Boundary value problem in heat conduction

For steady state heat conduction the temperature distribution in one-dimension is governed by the Laplace equation:

$$ \nabla^2 T = 0$$

with boundary conditions that at $T(x=a) = T_A$ and $T(x=L) = T_B$. To solve this in Matlab, we need to convert the second order differential equation into a system of first order ODEs, and use the bvp5c command to get a numerical solution.

the analytical solution is not difficult here: $T =  T_A-\frac{T_A-T_B}{L}x$. but the bvp5c syntax takes a lot to get used to.

For this problem, lets consider a slab that is defined by x=0 to x=L, with T(x=0) = 100, and T(x=L) = 200. We want to find the function T(x) inside the slab.

To get the system of ODEs, let $T_1 = T$, and $T_2 = T_1'$. That leads to $T_2' = T_1''$ and the following set of equations:

$\frac{dT_1}{dx} = T_2$

$\frac{dT_2}{dx} = 0$

with boundary conditions $T_1(0) = 100$ and $T_1(L) = 200$. By inspection you can see that whatever value $T_2$ has, it will remain constant since the derivative of $T_2$ is equal to zero.

function main

we start by defining an initial grid to get the solution on

x = linspace(0,5,10);

Next, we use the bvpinit command to provide an initial guess using the guess function defined below

solinit = bvpinit(x,@guess);

we also need to define the ode function (see odefun below).

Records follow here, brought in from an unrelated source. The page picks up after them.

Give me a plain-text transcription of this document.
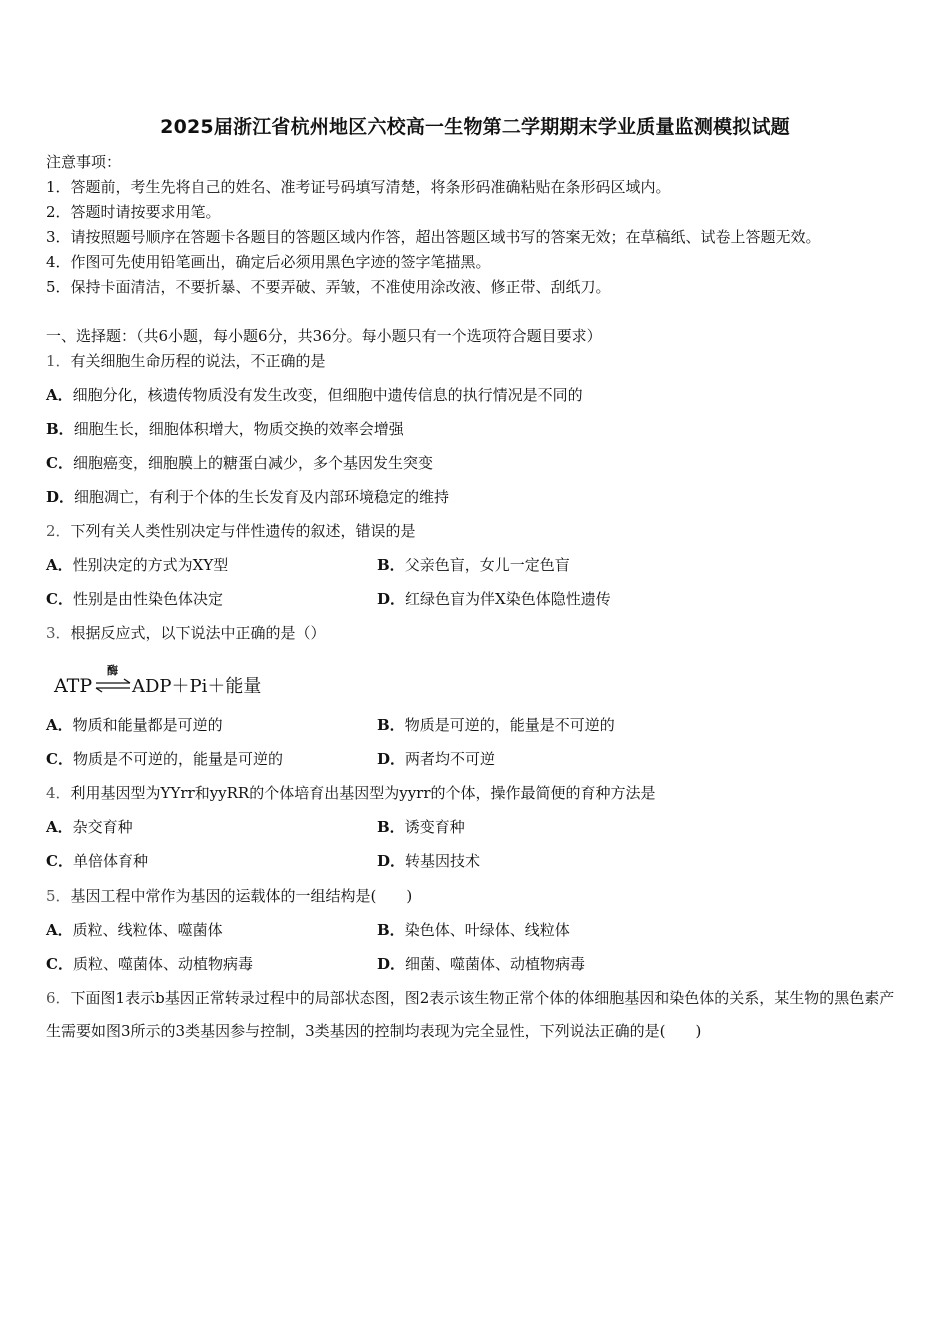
2025届浙江省杭州地区六校高一生物第二学期期末学业质量监测模拟试题
注意事项：
1．答题前，考生先将自己的姓名、准考证号码填写清楚，将条形码准确粘贴在条形码区域内。
2．答题时请按要求用笔。
3．请按照题号顺序在答题卡各题目的答题区域内作答，超出答题区域书写的答案无效；在草稿纸、试卷上答题无效。
4．作图可先使用铅笔画出，确定后必须用黑色字迹的签字笔描黑。
5．保持卡面清洁，不要折暴、不要弄破、弄皱，不准使用涂改液、修正带、刮纸刀。
一、选择题：（共6小题，每小题6分，共36分。每小题只有一个选项符合题目要求）
1．有关细胞生命历程的说法，不正确的是
A．细胞分化，核遗传物质没有发生改变，但细胞中遗传信息的执行情况是不同的
B．细胞生长，细胞体积增大，物质交换的效率会增强
C．细胞癌变，细胞膜上的糖蛋白减少，多个基因发生突变
D．细胞凋亡，有利于个体的生长发育及内部环境稳定的维持
2．下列有关人类性别决定与伴性遗传的叙述，错误的是
A．性别决定的方式为XY型	B．父亲色盲，女儿一定色盲
C．性别是由性染色体决定	D．红绿色盲为伴X染色体隐性遗传
3．根据反应式，以下说法中正确的是（）
ATP
酶
ADP＋Pi＋能量
A．物质和能量都是可逆的	B．物质是可逆的，能量是不可逆的
C．物质是不可逆的，能量是可逆的	D．两者均不可逆
4．利用基因型为YYrr和yyRR的个体培育出基因型为yyrr的个体，操作最简便的育种方法是
A．杂交育种	B．诱变育种
C．单倍体育种	D．转基因技术
5．基因工程中常作为基因的运载体的一组结构是(　　)
A．质粒、线粒体、噬菌体	B．染色体、叶绿体、线粒体
C．质粒、噬菌体、动植物病毒	D．细菌、噬菌体、动植物病毒
6．下面图1表示b基因正常转录过程中的局部状态图，图2表示该生物正常个体的体细胞基因和染色体的关系，某生物的黑色素产生需要如图3所示的3类基因参与控制，3类基因的控制均表现为完全显性，下列说法正确的是(　　)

and a boundary condition function (see bcfun below).

now we can get the solution.

sol = bvp5c(@odefun,@bcfun,solinit)
sol = 

    solver: 'bvp5c'
         x: [0 0.5556 1.1111 1.6667 2.2222 2.7778 3.3333 3.8889 4.4444 5]
         y: [2x10 double]
     idata: [1x1 struct]
     stats: [1x1 struct]

sol is a Matlab struct with fields. the x field contains the x-values of the solution as a row vector, the y field contains the solutions to the odes. Recall that T1 is the only solution we care about, as it is the original T(x) we were interested in.

x = sol.x;
T1 = sol.y(1,:);
T2 = sol.y(2,:);
plot(x,T1); figure(gcf)
xlabel('Length')
ylabel('Temperature')

% for demonstration we add the analytical solution to the plot
hold on
Ta = 100; Tb = 200; L = 5;
plot(x,Ta - (Ta-Tb)/L*x,'r--')
legend 'Numerical bvp5c' 'analytical solution'

As we would expect, the solutions agree, and show that the temperature changes linearly from the temperature at x=0 to the temperature at x=L.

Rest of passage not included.